The last days of Loki[]

After a flyting with the gods, Loki escapes but he is chased and brought to justice. Váli, son of Loki, is turned into a wolf and made to kill his brother Narfi. Loki is then bound with Narfi's entrails with a snake dripping venom on his face; his wife Sigyn remains by his side and uses a bowl to catch the venom.

Ragnarok: The final destiny of the gods[]

Loki and Fenrir are freed and, together with Jörmungandr, Hel's legions and the jötnar, fight the gods in a final battle, which destroys most of the world and kill almost every participant. The only gods to survive are Módi and Magni(sons of Thor) and Váli and Vidar (sons of Odin), while Balder and Hod manage to return from the Underworld. Two humans, Lif and Lifthrasir, survive the destruction and will eventually give rise to a new generation.

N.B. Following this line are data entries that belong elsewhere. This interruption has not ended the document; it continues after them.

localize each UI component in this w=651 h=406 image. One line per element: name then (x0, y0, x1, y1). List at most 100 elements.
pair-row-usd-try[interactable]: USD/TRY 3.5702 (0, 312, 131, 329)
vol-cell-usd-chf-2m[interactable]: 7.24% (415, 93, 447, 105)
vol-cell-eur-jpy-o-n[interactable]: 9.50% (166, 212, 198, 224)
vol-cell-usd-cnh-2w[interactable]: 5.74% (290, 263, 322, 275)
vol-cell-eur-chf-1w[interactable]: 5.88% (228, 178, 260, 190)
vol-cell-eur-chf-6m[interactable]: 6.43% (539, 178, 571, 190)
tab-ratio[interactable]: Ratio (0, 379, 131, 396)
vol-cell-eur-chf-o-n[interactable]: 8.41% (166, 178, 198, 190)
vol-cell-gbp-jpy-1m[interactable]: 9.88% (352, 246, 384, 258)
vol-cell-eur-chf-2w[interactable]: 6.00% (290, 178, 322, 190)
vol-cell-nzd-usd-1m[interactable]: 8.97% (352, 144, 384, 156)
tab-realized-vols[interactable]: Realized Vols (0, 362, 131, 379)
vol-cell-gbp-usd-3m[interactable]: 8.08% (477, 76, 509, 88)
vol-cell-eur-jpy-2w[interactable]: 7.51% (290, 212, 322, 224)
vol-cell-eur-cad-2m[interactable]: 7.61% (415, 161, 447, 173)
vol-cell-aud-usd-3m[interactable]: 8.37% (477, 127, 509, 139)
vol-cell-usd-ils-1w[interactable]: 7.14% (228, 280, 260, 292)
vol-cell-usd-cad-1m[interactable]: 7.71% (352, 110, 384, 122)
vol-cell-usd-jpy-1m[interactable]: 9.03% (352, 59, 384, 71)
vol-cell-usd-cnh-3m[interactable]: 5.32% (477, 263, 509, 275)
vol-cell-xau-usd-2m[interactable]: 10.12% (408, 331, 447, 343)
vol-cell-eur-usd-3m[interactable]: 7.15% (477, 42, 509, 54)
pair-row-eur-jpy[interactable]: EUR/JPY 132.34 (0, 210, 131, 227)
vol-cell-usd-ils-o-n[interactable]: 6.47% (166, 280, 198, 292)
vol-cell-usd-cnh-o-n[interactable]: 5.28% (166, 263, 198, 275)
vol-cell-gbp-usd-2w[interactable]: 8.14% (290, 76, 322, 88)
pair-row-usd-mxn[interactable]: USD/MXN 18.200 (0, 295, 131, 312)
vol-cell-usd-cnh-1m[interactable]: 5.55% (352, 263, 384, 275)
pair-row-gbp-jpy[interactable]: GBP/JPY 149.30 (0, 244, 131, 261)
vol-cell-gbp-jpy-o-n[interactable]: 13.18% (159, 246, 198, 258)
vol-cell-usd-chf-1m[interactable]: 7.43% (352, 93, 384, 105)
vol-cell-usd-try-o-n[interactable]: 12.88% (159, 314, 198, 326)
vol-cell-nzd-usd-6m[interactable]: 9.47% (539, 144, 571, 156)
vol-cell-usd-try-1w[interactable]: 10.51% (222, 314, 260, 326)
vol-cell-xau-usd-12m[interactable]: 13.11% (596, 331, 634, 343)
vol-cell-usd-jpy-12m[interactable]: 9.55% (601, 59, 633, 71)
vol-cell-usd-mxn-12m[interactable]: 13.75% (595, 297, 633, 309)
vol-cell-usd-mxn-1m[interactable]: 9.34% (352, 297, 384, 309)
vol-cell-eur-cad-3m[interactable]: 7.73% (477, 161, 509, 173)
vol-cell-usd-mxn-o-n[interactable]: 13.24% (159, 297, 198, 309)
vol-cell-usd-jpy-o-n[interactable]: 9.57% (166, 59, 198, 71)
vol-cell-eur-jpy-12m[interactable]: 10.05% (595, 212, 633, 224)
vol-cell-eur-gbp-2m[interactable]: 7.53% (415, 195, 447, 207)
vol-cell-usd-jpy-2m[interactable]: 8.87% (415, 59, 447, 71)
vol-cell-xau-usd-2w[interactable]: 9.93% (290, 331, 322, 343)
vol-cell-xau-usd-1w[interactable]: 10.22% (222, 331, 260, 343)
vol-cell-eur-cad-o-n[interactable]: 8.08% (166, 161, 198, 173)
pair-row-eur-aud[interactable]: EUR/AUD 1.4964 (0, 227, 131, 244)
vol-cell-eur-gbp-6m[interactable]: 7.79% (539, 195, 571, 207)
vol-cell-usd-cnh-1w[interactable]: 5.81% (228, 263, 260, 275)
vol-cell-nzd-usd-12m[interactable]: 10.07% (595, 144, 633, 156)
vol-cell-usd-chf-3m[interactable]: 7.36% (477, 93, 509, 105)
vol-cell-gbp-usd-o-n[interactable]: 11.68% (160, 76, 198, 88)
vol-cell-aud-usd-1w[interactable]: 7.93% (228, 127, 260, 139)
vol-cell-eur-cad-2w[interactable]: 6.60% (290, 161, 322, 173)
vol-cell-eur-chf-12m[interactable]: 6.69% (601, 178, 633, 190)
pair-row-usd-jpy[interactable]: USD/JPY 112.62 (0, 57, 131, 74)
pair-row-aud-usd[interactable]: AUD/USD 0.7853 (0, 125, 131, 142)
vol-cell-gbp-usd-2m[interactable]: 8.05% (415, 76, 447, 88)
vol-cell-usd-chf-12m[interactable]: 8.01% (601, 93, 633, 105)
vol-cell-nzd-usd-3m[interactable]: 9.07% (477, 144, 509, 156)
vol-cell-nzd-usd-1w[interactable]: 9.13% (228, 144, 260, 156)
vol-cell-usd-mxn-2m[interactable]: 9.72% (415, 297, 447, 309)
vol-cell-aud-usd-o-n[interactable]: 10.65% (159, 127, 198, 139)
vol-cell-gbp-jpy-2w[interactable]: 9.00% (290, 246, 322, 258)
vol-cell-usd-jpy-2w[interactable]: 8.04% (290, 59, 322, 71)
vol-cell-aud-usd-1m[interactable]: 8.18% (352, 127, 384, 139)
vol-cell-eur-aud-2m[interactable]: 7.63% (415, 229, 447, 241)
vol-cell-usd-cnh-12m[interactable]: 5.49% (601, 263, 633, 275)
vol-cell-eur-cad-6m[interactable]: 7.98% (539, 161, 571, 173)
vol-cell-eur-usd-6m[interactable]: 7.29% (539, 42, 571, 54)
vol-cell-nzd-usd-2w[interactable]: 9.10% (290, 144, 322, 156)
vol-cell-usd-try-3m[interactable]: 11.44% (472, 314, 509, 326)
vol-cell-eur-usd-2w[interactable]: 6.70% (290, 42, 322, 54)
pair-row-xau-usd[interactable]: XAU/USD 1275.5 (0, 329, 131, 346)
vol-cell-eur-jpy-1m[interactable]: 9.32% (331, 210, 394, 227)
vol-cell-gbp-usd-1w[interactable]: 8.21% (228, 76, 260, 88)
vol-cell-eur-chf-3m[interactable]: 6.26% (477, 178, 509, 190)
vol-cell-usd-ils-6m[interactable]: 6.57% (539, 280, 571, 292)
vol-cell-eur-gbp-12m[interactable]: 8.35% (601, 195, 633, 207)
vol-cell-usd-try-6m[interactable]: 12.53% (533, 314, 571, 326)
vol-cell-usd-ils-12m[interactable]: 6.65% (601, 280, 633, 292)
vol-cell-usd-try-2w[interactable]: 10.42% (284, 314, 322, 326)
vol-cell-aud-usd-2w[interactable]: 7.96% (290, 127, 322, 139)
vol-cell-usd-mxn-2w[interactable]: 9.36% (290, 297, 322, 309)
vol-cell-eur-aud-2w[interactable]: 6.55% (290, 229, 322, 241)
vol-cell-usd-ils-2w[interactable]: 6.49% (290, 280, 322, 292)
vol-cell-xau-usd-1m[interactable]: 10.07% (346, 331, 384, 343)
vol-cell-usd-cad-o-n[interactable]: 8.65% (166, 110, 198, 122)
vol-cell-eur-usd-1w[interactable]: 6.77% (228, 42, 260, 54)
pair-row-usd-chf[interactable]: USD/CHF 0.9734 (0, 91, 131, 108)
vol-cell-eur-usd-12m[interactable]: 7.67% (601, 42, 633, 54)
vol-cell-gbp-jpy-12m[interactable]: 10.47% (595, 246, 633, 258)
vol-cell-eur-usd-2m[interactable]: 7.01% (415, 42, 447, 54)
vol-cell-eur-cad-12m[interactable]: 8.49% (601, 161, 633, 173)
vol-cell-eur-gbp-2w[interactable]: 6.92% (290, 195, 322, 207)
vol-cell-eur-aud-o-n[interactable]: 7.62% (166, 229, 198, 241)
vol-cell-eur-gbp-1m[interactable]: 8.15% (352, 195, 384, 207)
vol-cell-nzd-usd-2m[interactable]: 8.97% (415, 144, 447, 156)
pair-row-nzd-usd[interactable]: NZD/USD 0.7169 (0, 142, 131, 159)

The book was generally well received by critics, with some citing the prose as a strength. Kirkus Reviews said that Gaiman's description is rich and atmospheric. The Washington Post's Michael Dirda said that, although Gaiman's short, clipped sentences usually seem better suited to children's fiction, his retellings were gripping and strongly characterised. Peter Fields of Midwestern State University wrote positively about the simplicity and clarity of Gaiman's language, and indicated that the book's thematic material demonstrated his growth as a writer.

Some writers compared his interpretation of the characters to the original tales. Fields said that Norse Mythology drew attention to eccentric aspects of the folklore often neglected from other popular adaptations, like Marvel Comics' depiction of Thor. Writing for The Guardian, classicist Natalie Haynesdescribed the work as egalitarian, making space for the popular and lesser known aspects of the mythology.


A ninety-minute audio adaptation was broadcast by BBC Radio 4 on Boxing Day 2018 featuring Derek Jacobi as Odin, Colin Morgan as Loki, Natalie Dormer as Freya, and Nathaniel Martello-White as Thor, with the stories narrated by Diana Rigg in the guise of an unexpected visitor, "Mrs. Njordsdottir", keeping an inquisitive young boy company in hospital during a blizzard. Gaiman himself was heard in a cameo role as a radio announcement.

An audiobook version was released in February 2017, narrated by Gaiman. The New York Times described his narration as "seductive".

Comic book[]

Dark Horse Comics are currently adapting the book as an eighteen-issue series. P. Craig Russell provides the scripts, layouts, and covers for each issue. Art and colors are from a variety of artists, including Mike Mignola, Jerry Ordway, and Dave Stewart. To mark the release of the first issue, a special edition cover by Bill Sienkiewicz was released along with a signed variant.Variant covers are by David Mack.